LYTKARINO, Moscow Region — President Dmitry Medvedev criticized the tradition of touching up towns before visits by leaders, accusing authorities outside Moscow on Wednesday of hiding shabby homes with hastily erected fences.
Medvedev, who promised at a recent meeting to regularly examine residential neighborhoods nationwide, used a visit to Lytkarino to bolster his image as an Internet-savvy advocate of change.
"It would be better for Lytkarino to become a major industrial center than to paint fences and prepare for the president's visit," he said at a vocational college. "You've erected fences all over instead of doing something useful."
Medvedev said he learned about the fences from the Internet because several web sites reported on decorations set up by officials before the visit to the town of 52,000 about 10 kilometers southeast of Moscow.
Several residents said in interviews that green fences shielding buildings, some dating back to a 1950s construction boom under Soviet leader Nikita Khrushchev, were erected several days before Medvedev's trip.
"I'm strictly against covering up old buildings with fences," Medvedev said.
He said the practice reminded him of Potemkin villages, referring to mock-up villages that, according to legend, were erected by a prince, Grigory Potemkin, to please Catherine the Great and show his loyalty.
Last year, a doctor in Ivanovo told Prime Minister Vladimir Putin that new equipment had been temporarily installed at a hospital for a visit by Putin and that doctors had pretended to be patients to ensure Putin heard no complaints.
Putin has not directly challenged the tradition of cosmetic touchups.
The mayor of Lytkarino told journalists after the meeting that he had spent less than a year in his post and could not be held responsible for the poor state of housing.
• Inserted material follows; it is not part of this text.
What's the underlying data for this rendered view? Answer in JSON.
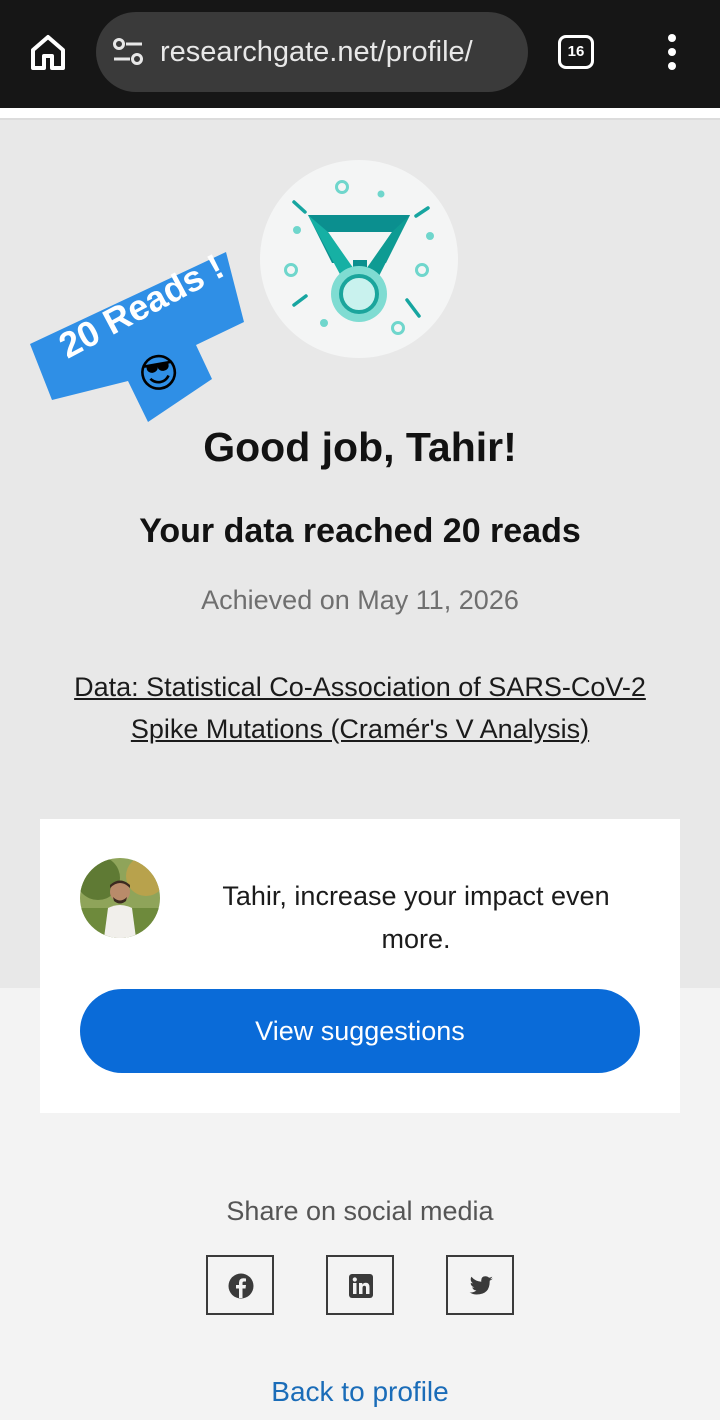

He said homes behind fences had been vacated and would be razed soon.
Also Wednesday, Medvedev ordered officials to prevent a repeat of last year's devastating wildfires, even as Greenpeace Russia warned of another catastrophe.?
"Consider this a final warning. … If you don't handle it, then you'll all go to put out the peat fires — both the Moscow region government and the Russian government," Medvedev told officials.?
Early fires have spread to thousands of acres in southern Siberia and other regions, but the country is even more poorly prepared than it was last year, Greenpeace Russia's forest program chief Alexei Yaroshenko said.